6. Where to go next (your experiments)
- Tokenizer: swap char-level for BPE/SentencePiece - Character-level tokenization assigns one token per character, which is simple but inefficient. BPE (Byte Pair Encoding) or SentencePiece tokenizers create subword units that better capture semantic meaning while keeping vocabulary size manageable. This can dramatically improve model performance by reducing sequence lengths and capturing common word patterns.
- Positions: replace sinusoidal with RoPE for long-context robustness - Rotary Position Embedding (RoPE) integrates relative position information directly into attention calculations rather than adding it to embeddings. This helps models handle longer sequences more effectively and generalizes better to sequence lengths not seen during training.
- Norm: try RMSNorm (often used in LLaMA-family models) - Root Mean Square Normalization simplifies LayerNorm by removing the mean centering step. This reduces computational complexity while maintaining similar regularization benefits, leading to faster training without performance degradation. LLaMA and other modern architectures prefer RMSNorm for these efficiency gains.
- FFN: replace GELU with SwiGLU - SwiGLU (Swish-Gated Linear Unit) activation combines a gating mechanism with the Swish activation function. This offers better gradient flow and typically improves model performance, especially in larger models. The gating structure allows the network to selectively pass information through the feedforward layers, enhancing expressivity.

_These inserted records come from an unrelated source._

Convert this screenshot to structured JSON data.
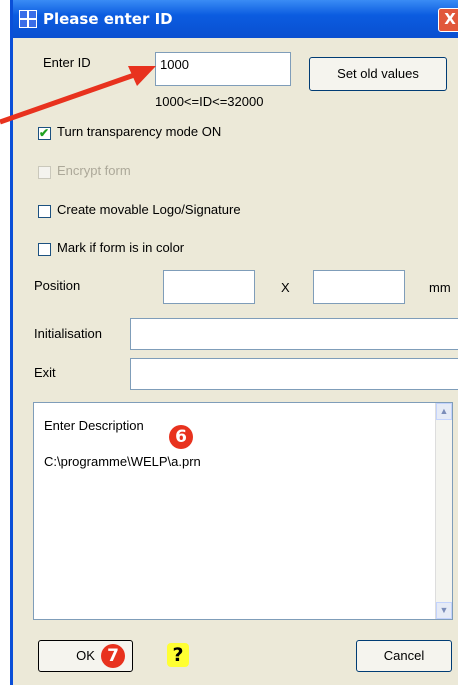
{
  "window": {
    "title": "Please enter ID",
    "close_glyph": "X"
  },
  "id_field": {
    "label": "Enter ID",
    "value": "1000",
    "range_hint": "1000<=ID<=32000"
  },
  "set_old_values_label": "Set old values",
  "checkboxes": [
    {
      "label": "Turn transparency mode ON",
      "checked": true,
      "enabled": true
    },
    {
      "label": "Encrypt form",
      "checked": false,
      "enabled": false
    },
    {
      "label": "Create movable Logo/Signature",
      "checked": false,
      "enabled": true
    },
    {
      "label": "Mark if form is in color",
      "checked": false,
      "enabled": true
    }
  ],
  "position": {
    "label": "Position",
    "x_value": "",
    "separator": "X",
    "y_value": "",
    "unit": "mm"
  },
  "initialisation": {
    "label": "Initialisation",
    "value": ""
  },
  "exit": {
    "label": "Exit",
    "value": ""
  },
  "description": {
    "text": "Enter Description\n\nC:\\programme\\WELP\\a.prn"
  },
  "ok_label": "OK",
  "cancel_label": "Cancel",
  "annotations": {
    "badge_6": "6",
    "badge_7": "7",
    "help": "?"
  },
  "colors": {
    "title_bar": "#0b5ce0",
    "dialog_bg": "#ece9d8",
    "arrow": "#e8321e",
    "help_bg": "#ffff33"
  },
  "icons": [
    "app-icon",
    "close-icon",
    "check-icon",
    "scroll-up-icon",
    "scroll-down-icon",
    "arrow-annotation"
  ]
}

- Regularization: dropout schedules, weight decay tuning - Instead of fixed dropout rates, implement schedules that reduce dropout as training progresses. Similarly, tune weight decay to find the optimal balance between regularization and model capacity. These techniques can significantly improve generalization by preventing both underfitting and overfitting.
- Scaling: increase
d_model,n_layers—watch overfitting and training time - Larger models (more hidden dimensions and more layers) can capture more complex patterns, but require more data to avoid overfitting and more compute for training. Monitor validation loss carefully when scaling up, and consider techniques like gradient checkpointing to manage memory usage. - Data: feed a bigger corpus; save/load checkpoints - Language models benefit enormously from more diverse training data. Implement checkpoint saving/loading to resume training runs and enable curriculum learning strategies where you gradually increase data complexity or model size throughout training.